Hey Glenn,gullfo wrote:you have a single ground there? and it's connected to the main box ground bar? or the ground is to the grounding pole/pipe? so if you wire wall you outlets in the room with a star ground approach, you should be ok. would be wise to read up a bit on ground loops and avoiding them - in essence having your wires take one route rather than split route around the room will help in this regard. it's also important at this stage to consider what is "clean" (lowest noise, not induction, dimmers etc) side and which will be "dirty" (lighting, dirty outlets for non-audio purposes, etc) so the wiring is kept as consistent as possible. thus later if needed, you could insert some electrical isolation to reduce the noise in the electric.
The green wire you see coming out on the lower right side is going all the way back to the main service panel ground bus bar. The 4 gauge stranded wire you see coming out on the lower left side is directly connected to the ground rod outside the studio.
The green ground wire (coming from the lower right) SHOULD be connected to the ground bus in this sub-panel as well (which I didn't do yet). But my biggest question is figuring out where the star ground tie into this whole picture. Like I stated in my initial post above, I think I screwed up by not having 2 ground wires coming from the main service panel - one to go to the sub-panel ground bar, and one to go to the star ground bus bar.

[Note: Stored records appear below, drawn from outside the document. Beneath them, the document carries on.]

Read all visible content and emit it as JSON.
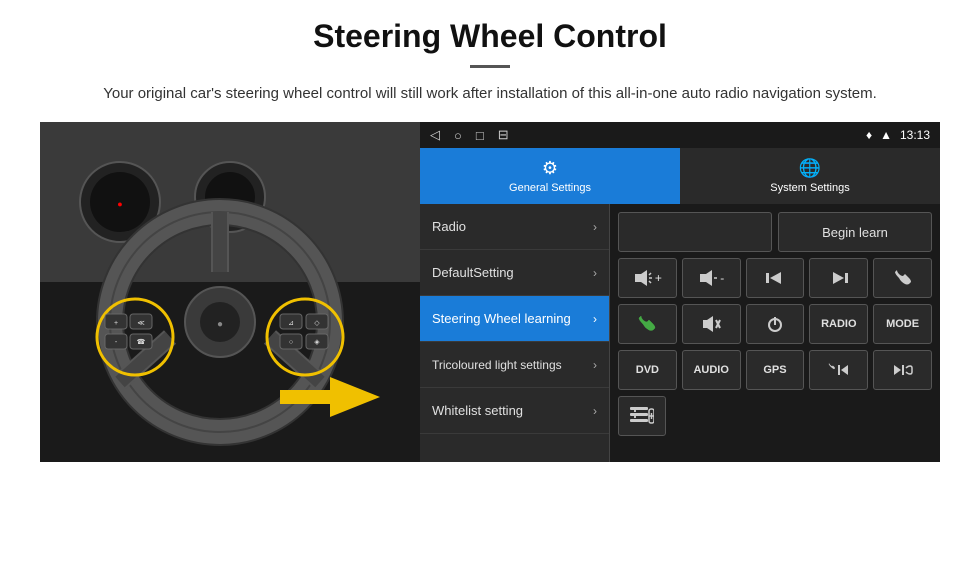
{
  "header": {
    "title": "Steering Wheel Control",
    "divider": true,
    "subtitle": "Your original car's steering wheel control will still work after installation of this all-in-one auto radio navigation system."
  },
  "status_bar": {
    "time": "13:13",
    "nav_icons": [
      "◁",
      "○",
      "□",
      "⊟"
    ]
  },
  "tabs": [
    {
      "id": "general",
      "label": "General Settings",
      "icon": "⚙",
      "active": true
    },
    {
      "id": "system",
      "label": "System Settings",
      "icon": "🌐",
      "active": false
    }
  ],
  "menu_items": [
    {
      "id": "radio",
      "label": "Radio",
      "active": false
    },
    {
      "id": "default",
      "label": "DefaultSetting",
      "active": false
    },
    {
      "id": "steering",
      "label": "Steering Wheel learning",
      "active": true
    },
    {
      "id": "tricoloured",
      "label": "Tricoloured light settings",
      "active": false
    },
    {
      "id": "whitelist",
      "label": "Whitelist setting",
      "active": false
    }
  ],
  "right_panel": {
    "begin_learn_label": "Begin learn",
    "ctrl_row1": [
      "🔊+",
      "🔊-",
      "⏮",
      "⏭",
      "📞"
    ],
    "ctrl_row1_icons": [
      "vol_up",
      "vol_down",
      "prev",
      "next",
      "phone"
    ],
    "ctrl_row2": [
      "📞",
      "🔇",
      "⏻",
      "RADIO",
      "MODE"
    ],
    "ctrl_row2_ids": [
      "answer",
      "mute",
      "power",
      "radio",
      "mode"
    ],
    "ctrl_row3": [
      "DVD",
      "AUDIO",
      "GPS",
      "📞⏮",
      "🔀⏭"
    ],
    "ctrl_row3_ids": [
      "dvd",
      "audio",
      "gps",
      "phone_prev",
      "shuffle_next"
    ],
    "whitelist_icon": "≡"
  },
  "colors": {
    "active_blue": "#1a7cd8",
    "bg_dark": "#1a1a1a",
    "bg_panel": "#2a2a2a",
    "text_light": "#e0e0e0"
  }
}
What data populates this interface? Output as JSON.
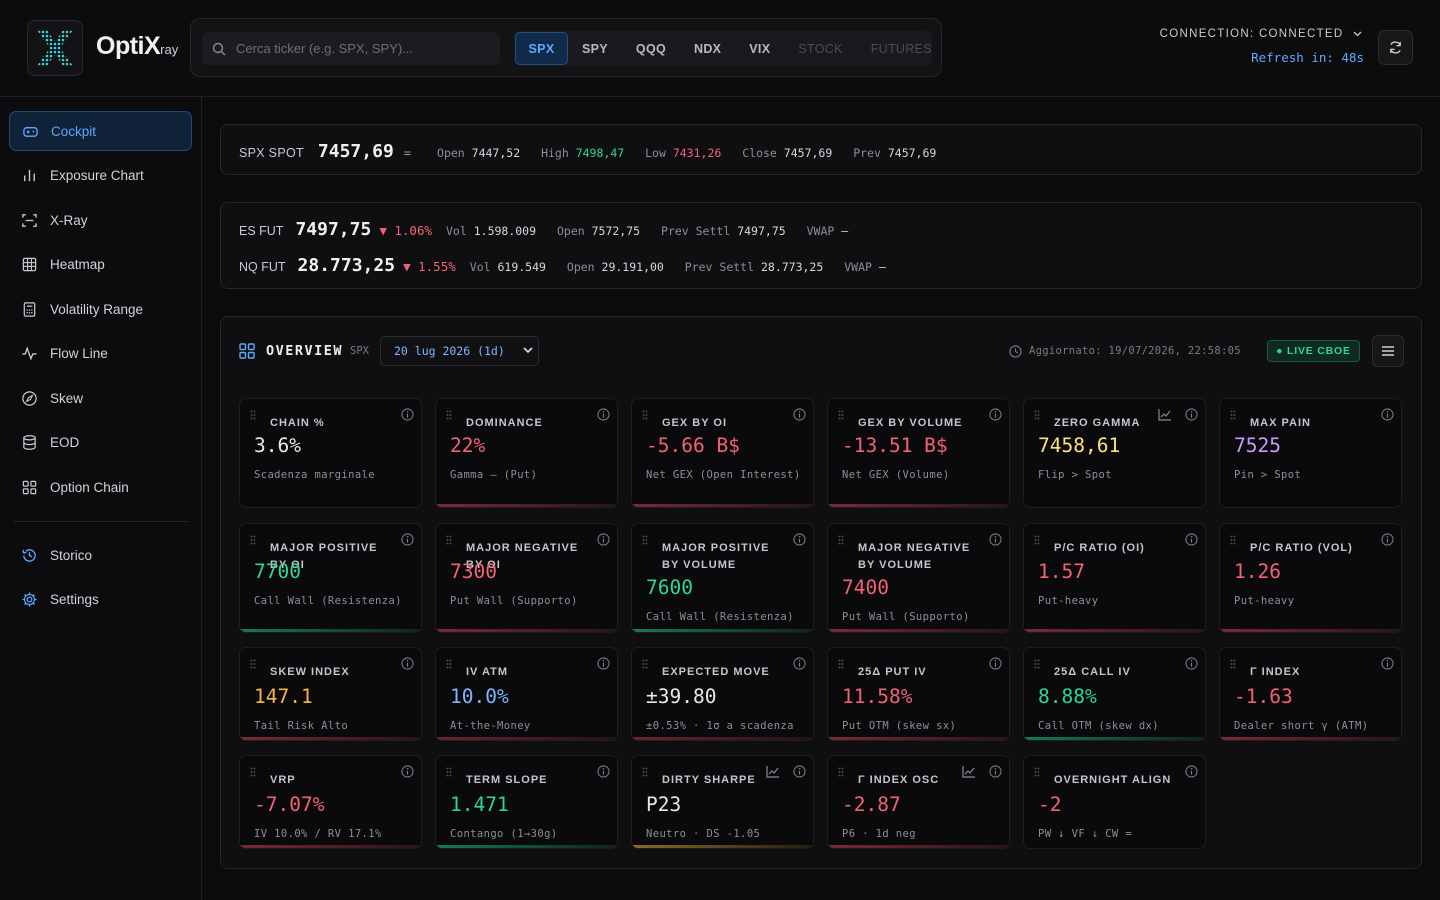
{
  "app": {
    "brand": "OptiX",
    "brand_suffix": "ray"
  },
  "search": {
    "placeholder": "Cerca ticker (e.g. SPX, SPY)..."
  },
  "tickers": [
    "SPX",
    "SPY",
    "QQQ",
    "NDX",
    "VIX",
    "STOCK",
    "FUTURES"
  ],
  "connection": {
    "label": "CONNECTION: CONNECTED",
    "refresh": "Refresh in: 48s"
  },
  "sidebar": {
    "items": [
      "Cockpit",
      "Exposure Chart",
      "X-Ray",
      "Heatmap",
      "Volatility Range",
      "Flow Line",
      "Skew",
      "EOD",
      "Option Chain"
    ],
    "bottom": [
      "Storico",
      "Settings"
    ]
  },
  "spot": {
    "label": "SPX SPOT",
    "value": "7457,69",
    "mark": "=",
    "open_l": "Open",
    "open": "7447,52",
    "high_l": "High",
    "high": "7498,47",
    "low_l": "Low",
    "low": "7431,26",
    "close_l": "Close",
    "close": "7457,69",
    "prev_l": "Prev",
    "prev": "7457,69"
  },
  "futures": [
    {
      "label": "ES FUT",
      "value": "7497,75",
      "chg": "▼ 1.06%",
      "vol_l": "Vol",
      "vol": "1.598.009",
      "open_l": "Open",
      "open": "7572,75",
      "prev_l": "Prev Settl",
      "prev": "7497,75",
      "vwap_l": "VWAP",
      "vwap": "—"
    },
    {
      "label": "NQ FUT",
      "value": "28.773,25",
      "chg": "▼ 1.55%",
      "vol_l": "Vol",
      "vol": "619.549",
      "open_l": "Open",
      "open": "29.191,00",
      "prev_l": "Prev Settl",
      "prev": "28.773,25",
      "vwap_l": "VWAP",
      "vwap": "—"
    }
  ],
  "overview": {
    "title": "OVERVIEW",
    "ticker": "SPX",
    "expiry": "20 lug 2026 (1d)",
    "updated": "Aggiornato: 19/07/2026, 22:58:05",
    "live": "● LIVE CBOE"
  },
  "cards": [
    {
      "title": "CHAIN %",
      "value": "3.6%",
      "sub": "Scadenza marginale",
      "color": "white"
    },
    {
      "title": "DOMINANCE",
      "value": "22%",
      "sub": "Gamma — (Put)",
      "color": "red"
    },
    {
      "title": "GEX BY OI",
      "value": "-5.66 B$",
      "sub": "Net GEX (Open Interest)",
      "color": "red"
    },
    {
      "title": "GEX BY VOLUME",
      "value": "-13.51 B$",
      "sub": "Net GEX (Volume)",
      "color": "red"
    },
    {
      "title": "ZERO GAMMA",
      "value": "7458,61",
      "sub": "Flip > Spot",
      "color": "yellow"
    },
    {
      "title": "MAX PAIN",
      "value": "7525",
      "sub": "Pin > Spot",
      "color": "purple"
    },
    {
      "title": "MAJOR POSITIVE BY OI",
      "value": "7700",
      "sub": "Call Wall (Resistenza)",
      "color": "green"
    },
    {
      "title": "MAJOR NEGATIVE BY OI",
      "value": "7300",
      "sub": "Put Wall (Supporto)",
      "color": "red"
    },
    {
      "title": "MAJOR POSITIVE BY VOLUME",
      "value": "7600",
      "sub": "Call Wall (Resistenza)",
      "color": "green"
    },
    {
      "title": "MAJOR NEGATIVE BY VOLUME",
      "value": "7400",
      "sub": "Put Wall (Supporto)",
      "color": "red"
    },
    {
      "title": "P/C RATIO (OI)",
      "value": "1.57",
      "sub": "Put-heavy",
      "color": "red"
    },
    {
      "title": "P/C RATIO (VOL)",
      "value": "1.26",
      "sub": "Put-heavy",
      "color": "red"
    },
    {
      "title": "SKEW INDEX",
      "value": "147.1",
      "sub": "Tail Risk Alto",
      "color": "orange"
    },
    {
      "title": "IV ATM",
      "value": "10.0%",
      "sub": "At-the-Money",
      "color": "blue"
    },
    {
      "title": "EXPECTED MOVE",
      "value": "±39.80",
      "sub": "±0.53% · 1σ a scadenza",
      "color": "white"
    },
    {
      "title": "25Δ PUT IV",
      "value": "11.58%",
      "sub": "Put OTM (skew sx)",
      "color": "red"
    },
    {
      "title": "25Δ CALL IV",
      "value": "8.88%",
      "sub": "Call OTM (skew dx)",
      "color": "green"
    },
    {
      "title": "Γ INDEX",
      "value": "-1.63",
      "sub": "Dealer short γ (ATM)",
      "color": "red"
    },
    {
      "title": "VRP",
      "value": "-7.07%",
      "sub": "IV 10.0% / RV 17.1%",
      "color": "red"
    },
    {
      "title": "TERM SLOPE",
      "value": "1.471",
      "sub": "Contango (1→30g)",
      "color": "green"
    },
    {
      "title": "DIRTY SHARPE",
      "value": "P23",
      "sub": "Neutro · DS -1.05",
      "color": "white"
    },
    {
      "title": "Γ INDEX OSC",
      "value": "-2.87",
      "sub": "P6 · 1d neg",
      "color": "red"
    },
    {
      "title": "OVERNIGHT ALIGN",
      "value": "-2",
      "sub": "PW ↓ VF ↓ CW =",
      "color": "red"
    }
  ]
}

I have a read a lot of the recourses and papers on ground loops and such, and while I understand the concepts, I'm struggling with applying those concepts to my specific situation.

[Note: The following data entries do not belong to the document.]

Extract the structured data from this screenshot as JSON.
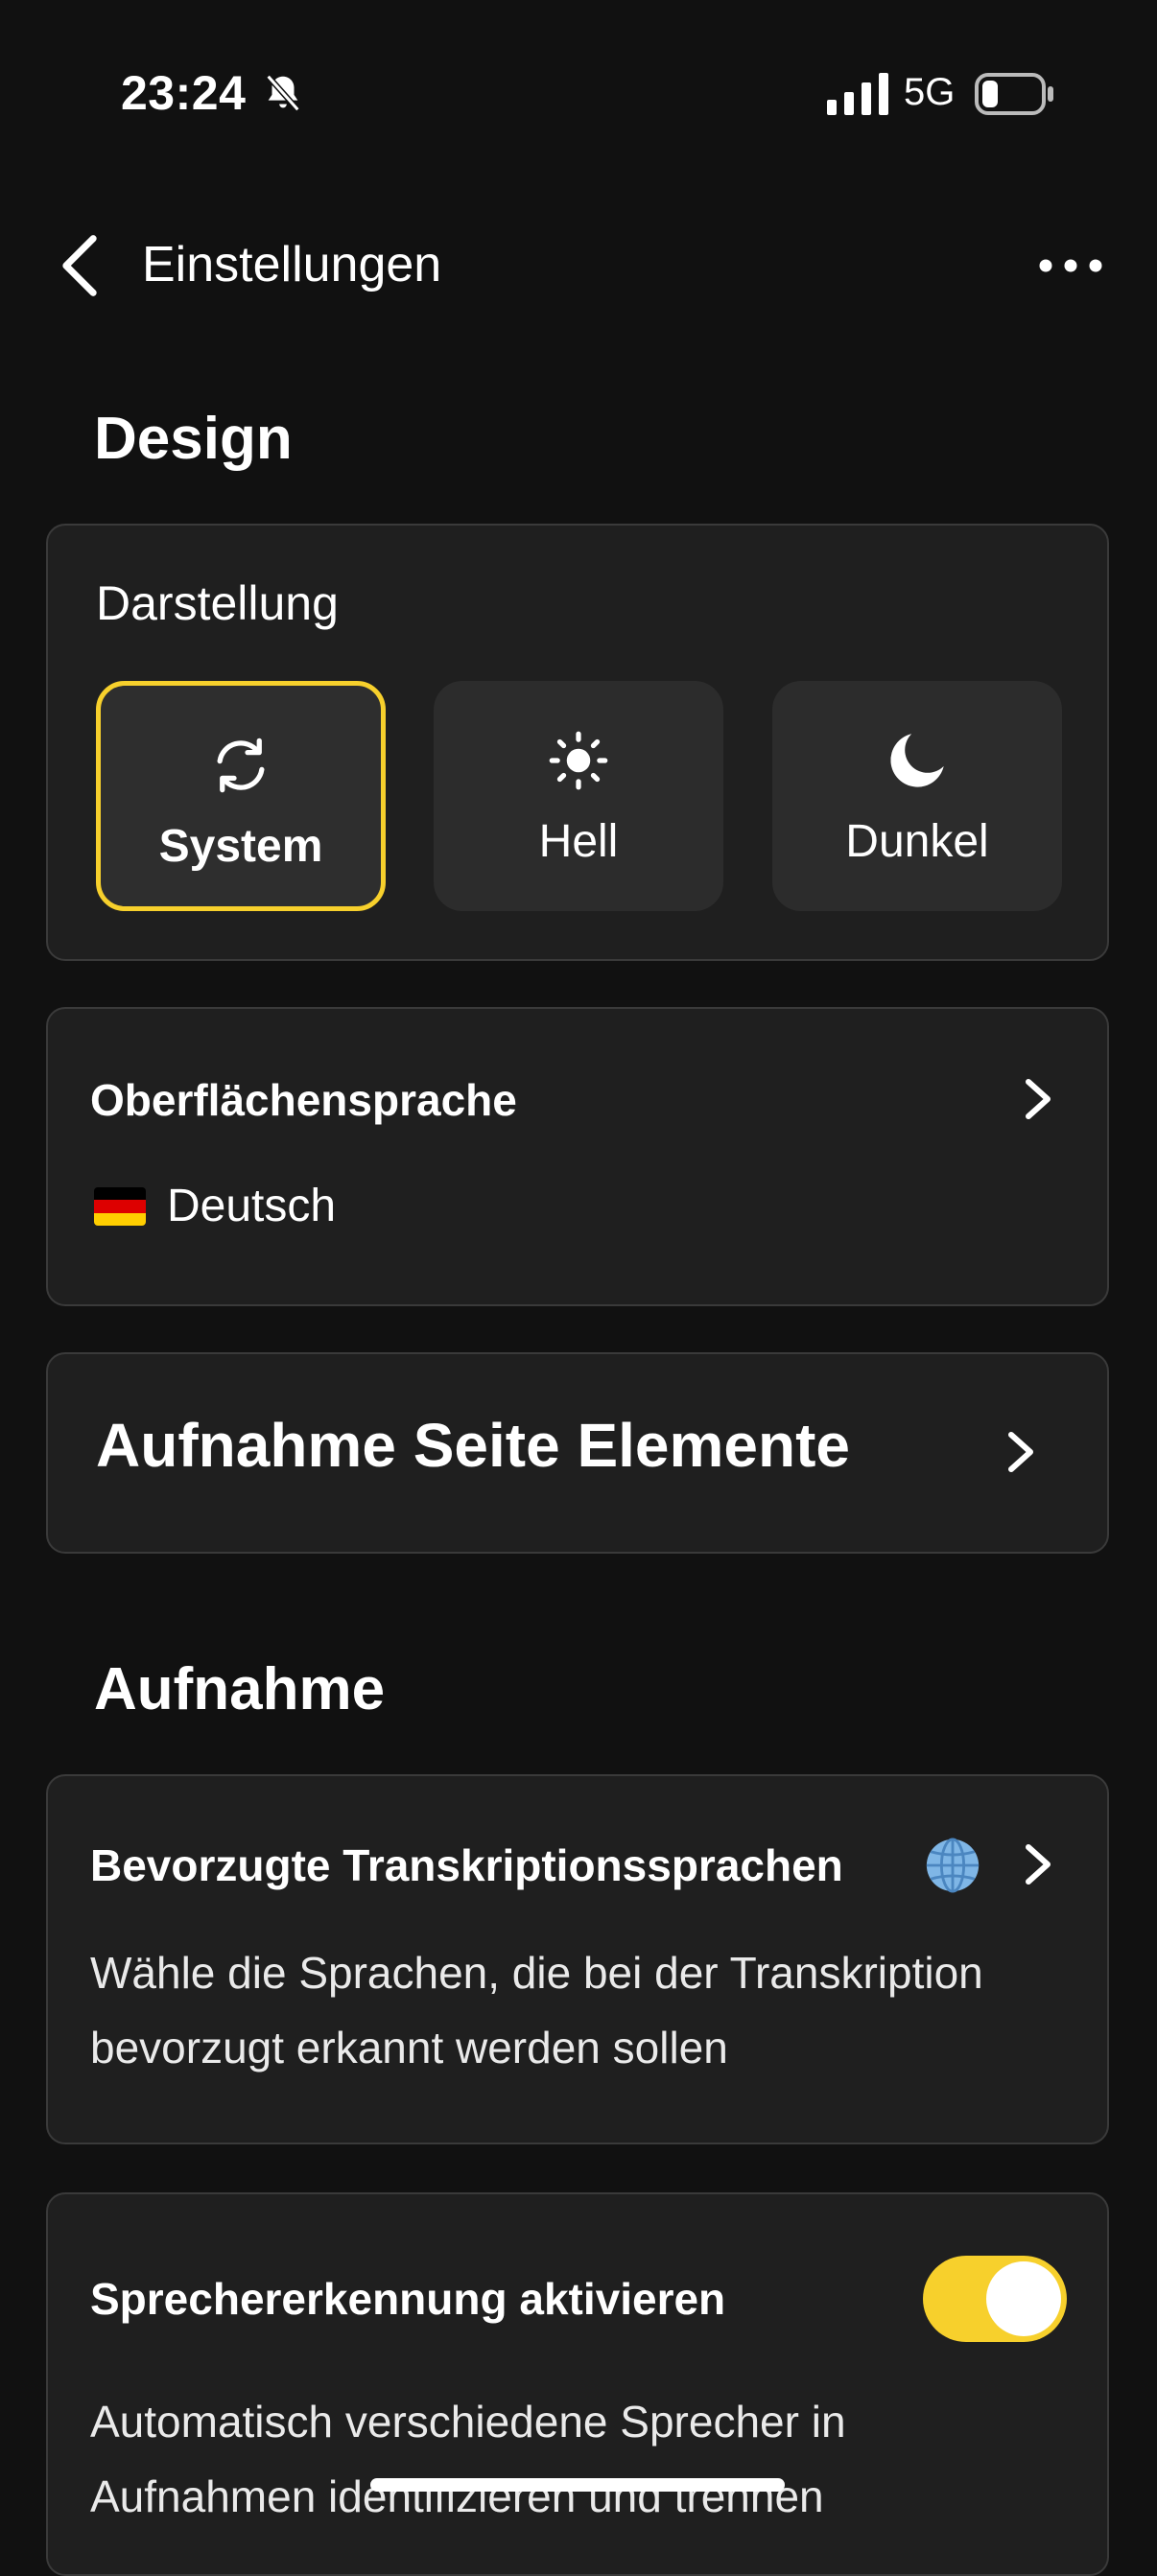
{
  "status_bar": {
    "time": "23:24",
    "network": "5G",
    "icons": [
      "bell-muted-icon",
      "signal-icon",
      "battery-icon"
    ]
  },
  "header": {
    "title": "Einstellungen",
    "icons": [
      "back-chevron-icon",
      "more-dots-icon"
    ]
  },
  "design_section": {
    "title": "Design",
    "appearance": {
      "label": "Darstellung",
      "options": [
        {
          "label": "System",
          "icon": "sync-icon",
          "selected": true
        },
        {
          "label": "Hell",
          "icon": "sun-icon",
          "selected": false
        },
        {
          "label": "Dunkel",
          "icon": "moon-icon",
          "selected": false
        }
      ]
    },
    "interface_language": {
      "title": "Oberflächensprache",
      "value": "Deutsch",
      "flag": "german-flag-icon"
    },
    "recording_page_elements": {
      "title": "Aufnahme Seite Elemente"
    }
  },
  "recording_section": {
    "title": "Aufnahme",
    "transcription_languages": {
      "title": "Bevorzugte Transkriptionssprachen",
      "description_line1": "Wähle die Sprachen, die bei der Transkription",
      "description_line2": "bevorzugt erkannt werden sollen",
      "icon": "globe-icon"
    },
    "speaker_recognition": {
      "title": "Sprechererkennung aktivieren",
      "enabled": true,
      "description_line1": "Automatisch verschiedene Sprecher in",
      "description_line2": "Aufnahmen identifizieren und trennen"
    }
  },
  "colors": {
    "background": "#111111",
    "card": "#1f1f1f",
    "accent": "#f7d02c"
  }
}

My plan was to have each receptacle's ground conductor make a "home-run" all the way back to the sub-panel to the star ground point, so each ground conductor would only be connected to it's respective receptacle and the star ground point... no other connections, and one clean line straight back to the sub-panel.

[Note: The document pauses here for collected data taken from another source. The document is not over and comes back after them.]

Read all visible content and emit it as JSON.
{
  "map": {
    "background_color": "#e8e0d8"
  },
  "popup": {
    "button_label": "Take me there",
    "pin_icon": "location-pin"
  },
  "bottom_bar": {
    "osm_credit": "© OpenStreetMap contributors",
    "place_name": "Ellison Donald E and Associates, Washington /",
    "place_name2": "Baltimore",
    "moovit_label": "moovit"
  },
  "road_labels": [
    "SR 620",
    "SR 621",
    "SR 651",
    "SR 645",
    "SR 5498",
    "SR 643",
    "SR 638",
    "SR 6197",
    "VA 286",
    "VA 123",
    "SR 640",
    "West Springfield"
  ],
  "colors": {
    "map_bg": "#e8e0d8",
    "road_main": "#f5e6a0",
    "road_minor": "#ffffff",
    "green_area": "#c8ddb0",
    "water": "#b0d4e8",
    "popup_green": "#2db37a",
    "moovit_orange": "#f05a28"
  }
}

I mentioned using one leg for "clean" electricity and the other for "dirty" electricity to the electrician, and he advised against it because he said it would create a really unbalanced situation. If the mini-split, ERV, fridge, lights were all on one leg, that leg would be pushing far more power than the other leg which just had audio equipment. Does that make sense? Or is that not something I should be worried about?